Best practice: use multiple formulas and average the grade levels. This is called a "consensus grade." It smooths out the quirks and biases of individual formulas. If five formulas say grade 8 and one says grade 14, the outlier is probably wrong—and the average will reflect that.

Quick demo

textlens implements all 8 formulas and computes a consensus grade from the 7 that output grade levels (Flesch Reading Ease is excluded from the average because it uses a different scale).
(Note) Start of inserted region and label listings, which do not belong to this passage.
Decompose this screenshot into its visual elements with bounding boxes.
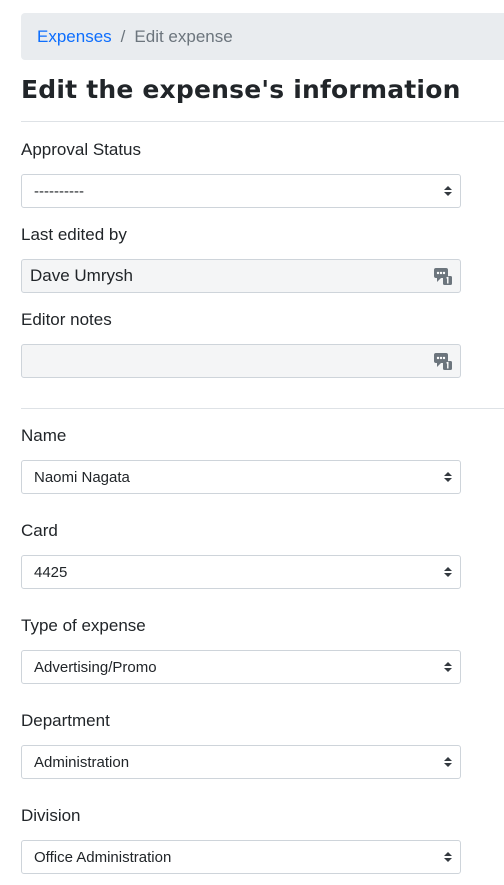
up-down-caret-icon — [444, 472, 452, 482]
up-down-caret-icon — [444, 757, 452, 767]
department-label: Department — [21, 711, 110, 730]
breadcrumb-separator: / — [120, 26, 126, 46]
divider-middle — [21, 408, 504, 409]
division-select[interactable]: Office Administration — [21, 840, 461, 874]
name-label: Name — [21, 426, 67, 445]
last-edited-by-field: Dave Umrysh — [21, 259, 461, 293]
last-edited-by-value: Dave Umrysh — [30, 266, 133, 285]
up-down-caret-icon — [444, 662, 452, 672]
page-title: Edit the expense's information — [21, 75, 461, 104]
division-label: Division — [21, 806, 81, 825]
division-value: Office Administration — [34, 848, 172, 866]
divider-top — [21, 121, 504, 122]
breadcrumb-link-expenses[interactable]: Expenses — [37, 27, 112, 47]
approval-status-value: ---------- — [34, 182, 84, 200]
card-value: 4425 — [34, 563, 68, 581]
type-of-expense-select[interactable]: Advertising/Promo — [21, 650, 461, 684]
card-select[interactable]: 4425 — [21, 555, 461, 589]
breadcrumb-current: Edit expense — [134, 26, 233, 46]
up-down-caret-icon — [444, 852, 452, 862]
approval-status-select[interactable]: ---------- — [21, 174, 461, 208]
editor-notes-label: Editor notes — [21, 310, 112, 329]
name-value: Naomi Nagata — [34, 468, 130, 486]
name-select[interactable]: Naomi Nagata — [21, 460, 461, 494]
department-value: Administration — [34, 753, 130, 771]
last-edited-by-label: Last edited by — [21, 225, 127, 244]
card-label: Card — [21, 521, 58, 540]
editor-notes-field — [21, 344, 461, 378]
type-of-expense-label: Type of expense — [21, 616, 146, 635]
breadcrumb: Expenses / Edit expense — [21, 13, 504, 60]
type-of-expense-value: Advertising/Promo — [34, 658, 157, 676]
comment-count-icon[interactable] — [434, 267, 452, 285]
approval-status-label: Approval Status — [21, 140, 142, 159]
comment-count-icon[interactable] — [434, 352, 452, 370]
up-down-caret-icon — [444, 567, 452, 577]
department-select[interactable]: Administration — [21, 745, 461, 779]
up-down-caret-icon — [444, 186, 452, 196]
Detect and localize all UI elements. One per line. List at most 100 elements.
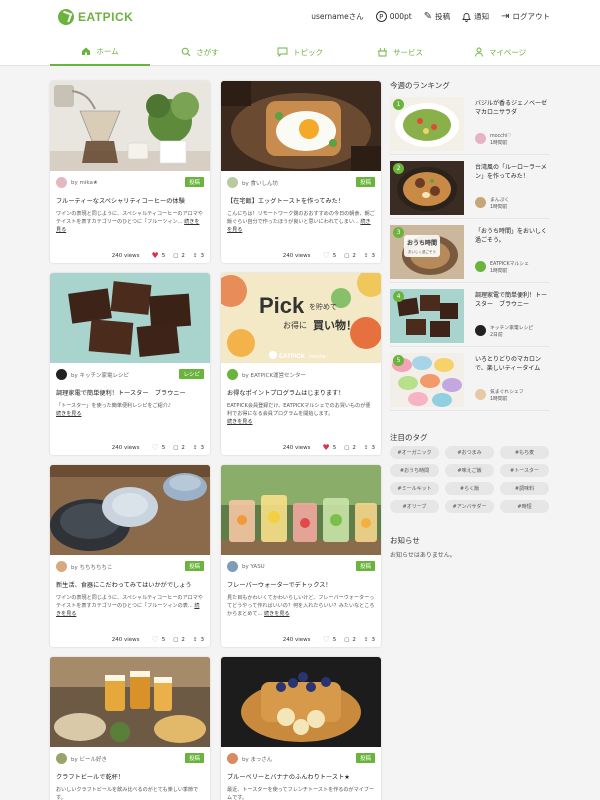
read-more-link[interactable]: 続きを見る bbox=[264, 611, 289, 617]
post-card[interactable]: by ちちちちちこ 投稿 新生活、食器にこだわってみてはいかがでしょう ワインの… bbox=[50, 465, 210, 647]
share-button[interactable]: ⇪ 3 bbox=[364, 445, 375, 451]
share-button[interactable]: ⇪ 3 bbox=[364, 637, 375, 643]
ranking-title: いろとりどりのマカロンで、楽しいティータイム bbox=[475, 356, 542, 372]
card-author[interactable]: by YASU bbox=[227, 561, 265, 572]
heart-icon: ♥ bbox=[322, 443, 330, 452]
card-author[interactable]: by キッチン家電レシピ bbox=[56, 369, 129, 380]
tag-chip[interactable]: #おつまみ bbox=[445, 446, 494, 459]
author-name: by EATPICK運営センター bbox=[242, 372, 307, 379]
post-card[interactable]: by mika★ 投稿 フルーティーなスペシャリティコーヒーの体験 ワインの表現… bbox=[50, 81, 210, 263]
promo-brand: EATPICK bbox=[279, 354, 306, 360]
post-card[interactable]: Pick を貯めて お得に 買い物！ EATPICK marche by EAT… bbox=[221, 273, 381, 455]
ranking-item[interactable]: 4 調理家電で簡単便利！トースター ブラウニー キッチン家電レシピ 2日前 bbox=[390, 287, 550, 347]
username[interactable]: usernameさん bbox=[311, 11, 364, 22]
read-more-link[interactable]: 続きを見る bbox=[227, 419, 252, 425]
avatar bbox=[56, 561, 67, 572]
tab-service[interactable]: サービス bbox=[350, 38, 450, 66]
share-button[interactable]: ⇪ 3 bbox=[364, 253, 375, 259]
category-badge: 投稿 bbox=[355, 561, 375, 571]
card-author[interactable]: by まっさん bbox=[227, 753, 272, 764]
like-button[interactable]: ♡ 5 bbox=[323, 635, 337, 644]
comment-button[interactable]: ▢ 2 bbox=[173, 445, 185, 451]
like-button[interactable]: ♡ 5 bbox=[323, 251, 337, 260]
tab-home[interactable]: ホーム bbox=[50, 38, 150, 66]
tag-chip[interactable]: #オーガニック bbox=[390, 446, 439, 459]
tag-chip[interactable]: #アンバサダー bbox=[445, 500, 494, 513]
card-title: 新生活、食器にこだわってみてはいかがでしょう bbox=[56, 582, 192, 589]
card-author[interactable]: by ビール好き bbox=[56, 753, 107, 764]
author-name: by YASU bbox=[242, 563, 265, 570]
card-author[interactable]: by mika★ bbox=[56, 177, 98, 188]
post-card[interactable]: by ビール好き 投稿 クラフトビールで乾杯！ おいしいクラフトビールを飲み比べ… bbox=[50, 657, 210, 800]
promo-line2b: 買い物！ bbox=[313, 318, 357, 332]
card-title: クラフトビールで乾杯！ bbox=[56, 774, 125, 781]
tag-chip[interactable]: #ミールキット bbox=[390, 482, 439, 495]
notification-button[interactable]: 通知 bbox=[462, 11, 489, 22]
tag-chip[interactable]: #トースター bbox=[500, 464, 549, 477]
card-stats: 240 views ♥ 5 ▢ 2 ⇪ 3 bbox=[112, 251, 204, 260]
share-icon: ⇪ bbox=[363, 252, 369, 259]
tag-chip[interactable]: #おうち時間 bbox=[390, 464, 439, 477]
share-button[interactable]: ⇪ 3 bbox=[193, 637, 204, 643]
post-card[interactable]: by まっさん 投稿 ブルーベリーとバナナのふんわりトースト★ 最近、トースター… bbox=[221, 657, 381, 800]
share-count: 3 bbox=[371, 252, 376, 259]
comment-button[interactable]: ▢ 2 bbox=[344, 637, 356, 643]
excerpt-text: ワインの表現と同じように、スペシャルティコーヒーのアロマやテイストを表すカテゴリ… bbox=[56, 211, 203, 225]
read-more-link[interactable]: 続きを見る bbox=[56, 411, 81, 417]
comment-button[interactable]: ▢ 2 bbox=[173, 637, 185, 643]
avatar bbox=[475, 325, 486, 336]
rank-number: 2 bbox=[393, 163, 404, 174]
share-button[interactable]: ⇪ 3 bbox=[193, 253, 204, 259]
comment-icon: ▢ bbox=[173, 444, 179, 451]
ranking-author: EATPICKマルシェ 1時間前 bbox=[475, 261, 529, 275]
post-card[interactable]: by キッチン家電レシピ レシピ 調理家電で簡単便利！トースター ブラウニー 「… bbox=[50, 273, 210, 455]
tag-chip[interactable]: #もち麦 bbox=[500, 446, 549, 459]
ranking-author: 気まぐれシェフ 1時間前 bbox=[475, 389, 524, 403]
card-author[interactable]: by 食いしん坊 bbox=[227, 177, 278, 188]
ranking-item[interactable]: おうち時間 おいしく過ごそう 3 「おうち時間」をおいしく過ごそう。 EATPI… bbox=[390, 223, 550, 283]
comment-button[interactable]: ▢ 2 bbox=[344, 445, 356, 451]
tag-chip[interactable]: #味えご飯 bbox=[445, 464, 494, 477]
card-author[interactable]: by EATPICK運営センター bbox=[227, 369, 306, 380]
ranking-item[interactable]: 5 いろとりどりのマカロンで、楽しいティータイム 気まぐれシェフ 1時間前 bbox=[390, 351, 550, 411]
category-badge: 投稿 bbox=[355, 753, 375, 763]
share-button[interactable]: ⇪ 3 bbox=[193, 445, 204, 451]
category-badge: 投稿 bbox=[184, 753, 204, 763]
share-count: 3 bbox=[200, 252, 205, 259]
tag-chip[interactable]: #時短 bbox=[500, 500, 549, 513]
comment-button[interactable]: ▢ 2 bbox=[344, 253, 356, 259]
tab-search[interactable]: さがす bbox=[150, 38, 250, 66]
ranking-item[interactable]: 1 バジルが香るジェノベーゼマカロニサラダ mocchi♡ 1時間前 bbox=[390, 95, 550, 155]
author-name: by キッチン家電レシピ bbox=[71, 372, 129, 379]
comment-button[interactable]: ▢ 2 bbox=[173, 253, 185, 259]
like-button[interactable]: ♡ 5 bbox=[152, 635, 166, 644]
comment-icon: ▢ bbox=[173, 636, 179, 643]
main-nav: ホーム さがす トピック サービス マイページ bbox=[50, 38, 550, 66]
like-button[interactable]: ♥ 5 bbox=[152, 251, 166, 260]
ranking-item[interactable]: 2 台湾風の「ルーローラーメン」を作ってみた！ まんぷく 1時間前 bbox=[390, 159, 550, 219]
post-card[interactable]: by 食いしん坊 投稿 【在宅飯】エッグトーストを作ってみた！ こんにちは！リモ… bbox=[221, 81, 381, 263]
points-link[interactable]: P 000pt bbox=[375, 11, 412, 22]
logo[interactable]: EATPICK bbox=[58, 9, 133, 25]
promo-line2a: お得に bbox=[283, 320, 307, 330]
tag-chip[interactable]: #調味料 bbox=[500, 482, 549, 495]
card-author[interactable]: by ちちちちちこ bbox=[56, 561, 113, 572]
tab-topic[interactable]: トピック bbox=[250, 38, 350, 66]
ranking-author-name: EATPICKマルシェ bbox=[490, 262, 529, 267]
post-button[interactable]: ✎ 投稿 bbox=[424, 11, 450, 22]
post-card[interactable]: by YASU 投稿 フレーバーウォーターでデトックス！ 見た目もかわいくてかわ… bbox=[221, 465, 381, 647]
like-button[interactable]: ♡ 5 bbox=[152, 443, 166, 452]
tag-chip[interactable]: #らく飯 bbox=[445, 482, 494, 495]
logout-button[interactable]: ⇥ ログアウト bbox=[501, 11, 550, 22]
tab-home-label: ホーム bbox=[96, 46, 119, 56]
tab-mypage[interactable]: マイページ bbox=[450, 38, 550, 66]
card-title: 調理家電で簡単便利！トースター ブラウニー bbox=[56, 390, 186, 397]
like-button[interactable]: ♥ 5 bbox=[323, 443, 337, 452]
points-value: 000pt bbox=[389, 12, 412, 21]
ranking-date: 1時間前 bbox=[490, 141, 508, 146]
card-title: フルーティーなスペシャリティコーヒーの体験 bbox=[56, 198, 185, 205]
category-badge: 投稿 bbox=[184, 177, 204, 187]
rank-number: 3 bbox=[393, 227, 404, 238]
tag-chip[interactable]: #オリーブ bbox=[390, 500, 439, 513]
tag-list: #オーガニック #おつまみ #もち麦 #おうち時間 #味えご飯 #トースター #… bbox=[390, 446, 550, 513]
import { readability } from 'textlens';

const text = `The patient should take the prescribed medication
twice daily with food. If side effects occur, contact your
healthcare provider immediately. Do not discontinue use
without medical advice.`;

const scores = readability(text);

console.log('Consensus grade:', scores.consensusGrade);
console.log('Flesch Reading Ease:', scores.fleschReadingEase.score);
console.log('Flesch-Kincaid:', scores.fleschKincaidGrade.grade);
console.log('Gunning Fog:', scores.gunningFogIndex.grade);
console.log('SMOG:', scores.smogIndex.grade);
console.log('Dale-Chall:', scores.daleChallScore.grade);

Or use the CLI to score any file without writing code:

npx textlens README.md

Conclusion

No single readability formula is "best." They measure different proxies for text difficulty—syllable count, character count, word familiarity—and they disagree on the same input. That disagreement is a feature, not a bug. Each formula catches things the others miss.

A consensus across multiple formulas gives you a more reliable picture than any individual score. If you're building content tools, evaluating documentation, or scoring user-generated text, running all 8 and averaging the grade levels is the most defensible approach.

textlens gives you all 8 in one import with zero dependencies.